By Awardee’s acceptance as evidenced below, Awardee acknowledges that Awardee has received and has read, understood and accepted all the terms, conditions and restrictions of this Agreement, the Plan, and the Company’s policies applicable to this Agreement. Awardee understands and agrees that this Agreement is subject to all the terms, conditions, and restrictions stated in this Award Agreement and in the other documents and policies referenced in this Agreement, as the latter may be amended from time to time in the Company’s sole discretion.
17. Governing Law.
This Award Agreement shall be governed by the laws of the State of Delaware, U.S.A., without regard to its conflicts of law principles. This Award Agreement is not subject to the Employee Retirement Income Security Act of 1974, as amended (ERISA).
18. Severability.
If one or more of the provisions of this Agreement shall be held invalid, illegal or unenforceable in any respect, the validity, legality and enforceability of the remaining provisions shall not in any way be affected or impaired thereby and the invalid, illegal or unenforceable provisions shall be deemed null and void; however, to the extent permissible by law, any provisions which could be deemed null and void shall first be construed, interpreted or revised retroactively to permit this Agreement to be construed so as to foster the intent of this Agreement and the Plan.
19. Confidentiality
This Agreement, all its contents and all related information concerning this Cash Award is competitive Company CONFIDENTIAL INFORMATION, and Awardee agrees not to disclose it to anyone, except: (i) to immediate family members who must agree to keep the information confidential to the same extent as Awardee, (ii) as necessary for tax or other financial reporting requirements, (iii) to the extent minimally necessary for resolution of any dispute regarding the Agreement or an Award made under the Agreement, or (iv) as otherwise required by law.
20. Section 409A.
This Agreement and the Cash Award hereunder is and are intended to comply with the requirements of Section 409A of the Code and shall be interpreted in accordance with and consistent with such intent. Notwithstanding any other provision of this Agreement or any provision of the Plan to the contrary, neither the time nor form of payment with respect to the Cash Award may be changed, except as may be permitted by the Committee in accordance with the Plan and Section 409A of the Code and the Treasury Regulations thereunder. No payment under this Agreement shall be made at a time earlier than that provided for in this Agreement unless such payment is (A) an acceleration of payment permitted to be made under Treasury Regulation §1.409A-3(j)(4) or (B) a payment that would otherwise not be subject to additional taxes and interest under Section 409A of the Code.
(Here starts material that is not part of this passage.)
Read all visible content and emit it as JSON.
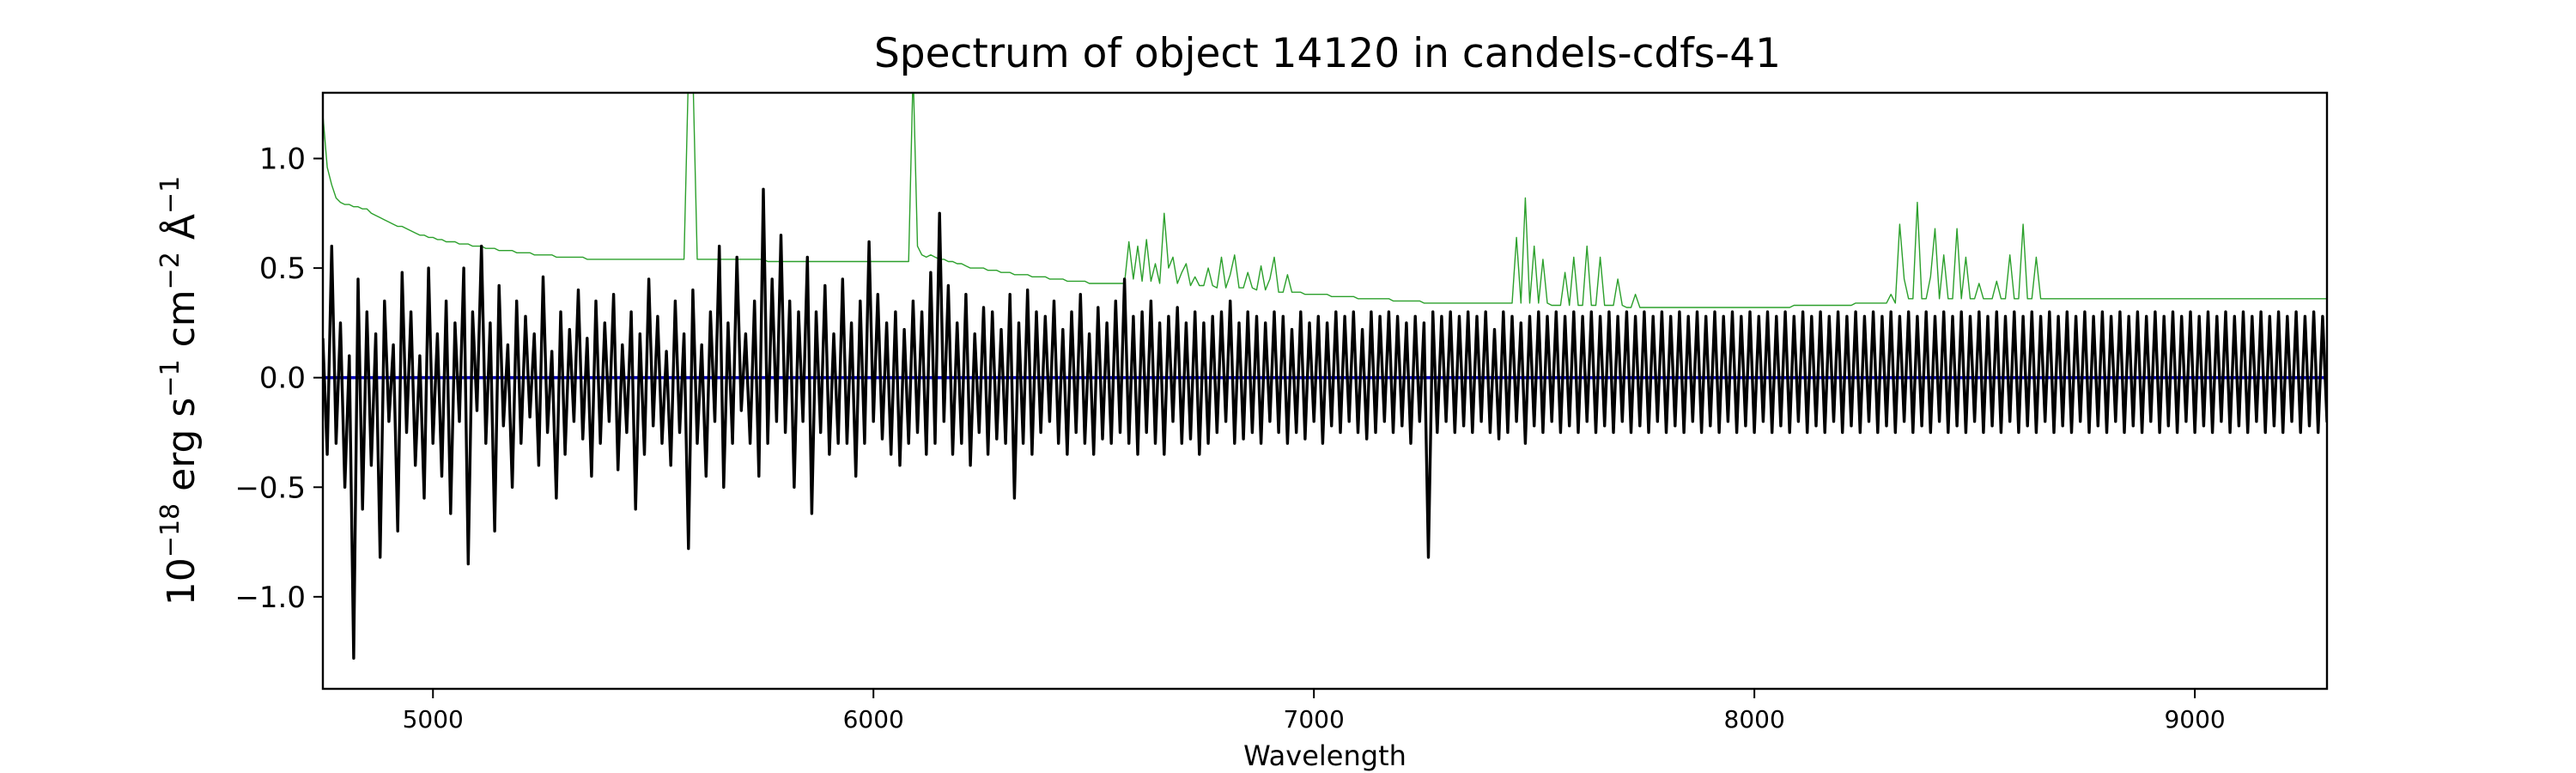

21. Complete Award Agreement and Amendment.
This Award Agreement (including its Appendices I and II) and the Plan constitute the entire agreement between Awardee and the Company regarding the Cash Award granted herein. Any prior agreements, commitments or negotiations concerning this Cash Award, whether oral or written, are of no effect and superseded by this Agreement. This Agreement may be amended, modified or waived only by subsequent written agreement of Awardee and the Company. Awardee agrees not to rely on any oral information regarding this Award of PSUs or any written materials not identified in this Agreement.
EXECUTED the day and year first above written.
| Alaska Communications Systems Group, Inc. |
AWARDEE’S ACCEPTANCE
I have read and fully understood this Award Agreement and, as referenced in Section 16 above, I accept and agree to be bound by all of the terms, conditions and restrictions contained in this Award Agreement, the other documents referenced in it and the Plan. I intend to express my acceptance of the Award and this Award Agreement by typing my name in the Awardee acceptance window provided in step 2 of the electronic award acceptance procedure, and I further intend the typing of my name to have the same force and effect in all respects as a handwritten signature. In order to receive payment of the Cash Award you must accept this Award within 30 days of the Electronic Notification Date. If you fail to accept this Award within 30 days of the Electronic Notification the Award will be cancelled and forfeited.